You can use a right fold to break up the list at down-steps:
foldr foo [] xs
where
foo x yss = (x:zs) : ws
where
(zs, ws) = case yss of
(ys#(y:_)) : rest
| x < y -> (ys,rest)
| otherwise -> ([],yss)
_ -> ([],[])
(It's a bit complicated in order to have the combining function lazy in the second argument, so that it works well for infinite lists too.)
One other way of approaching this task (which, in fact lays the fundamentals of a very efficient sorting algorithm) is using the Continuation Passing Style a.k.a CPS which, in this particular case applied to folding from right; foldr.
As is, this answer would only chunk up the ascending chunks however, it would be nice to chunk up the descending ones at the same time... preferably in reverse order all in O(n) which would leave us with only binary merging of the obtained chunks for a perfectly sorted output. Yet that's another answer for another question.

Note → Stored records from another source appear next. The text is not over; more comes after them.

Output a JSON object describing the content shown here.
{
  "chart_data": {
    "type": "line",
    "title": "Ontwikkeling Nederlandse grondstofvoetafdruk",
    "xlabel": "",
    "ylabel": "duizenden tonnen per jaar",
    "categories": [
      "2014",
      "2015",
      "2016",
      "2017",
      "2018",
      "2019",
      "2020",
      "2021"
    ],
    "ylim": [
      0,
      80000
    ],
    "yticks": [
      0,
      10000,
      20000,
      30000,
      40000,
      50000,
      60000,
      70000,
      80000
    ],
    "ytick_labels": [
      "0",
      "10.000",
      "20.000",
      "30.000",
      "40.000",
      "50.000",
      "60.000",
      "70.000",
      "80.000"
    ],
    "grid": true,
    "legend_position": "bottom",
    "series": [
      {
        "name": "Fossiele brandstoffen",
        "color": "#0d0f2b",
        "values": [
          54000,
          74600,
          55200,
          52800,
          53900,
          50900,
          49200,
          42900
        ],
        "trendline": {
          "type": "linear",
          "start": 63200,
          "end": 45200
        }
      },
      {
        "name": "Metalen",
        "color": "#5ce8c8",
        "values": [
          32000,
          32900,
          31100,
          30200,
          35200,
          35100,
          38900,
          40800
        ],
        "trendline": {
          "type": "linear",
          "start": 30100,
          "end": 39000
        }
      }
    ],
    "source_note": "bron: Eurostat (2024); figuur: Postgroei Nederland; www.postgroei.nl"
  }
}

chunks :: Ord a => [a] -> [[a]]
chunks xs = foldr go return xs $ []
where
go :: Ord a => a -> ([a] -> [[a]]) -> ([a] -> [[a]])
go c f = \ps -> let (r:rs) = f [c]
in case ps of
[] -> r:rs
[p] -> if c > p then (p:r):rs else [p]:(r:rs)
*Main> chunks [4,5,6,7,1,2,3,4,5,6,1,2]
[[4,5,6,7],[1,2,3,4,5,6],[1,2]]
*Main> chunks [4,5,6,7,1,2,3,4,5,4,3,2,6,1,2]
[[4,5,6,7],[1,2,3,4,5],[4],[3],[2,6],[1,2]]
In the above code c stands for current and p is for previous and again, remember we are folding from right so previous, is actually the next item to process.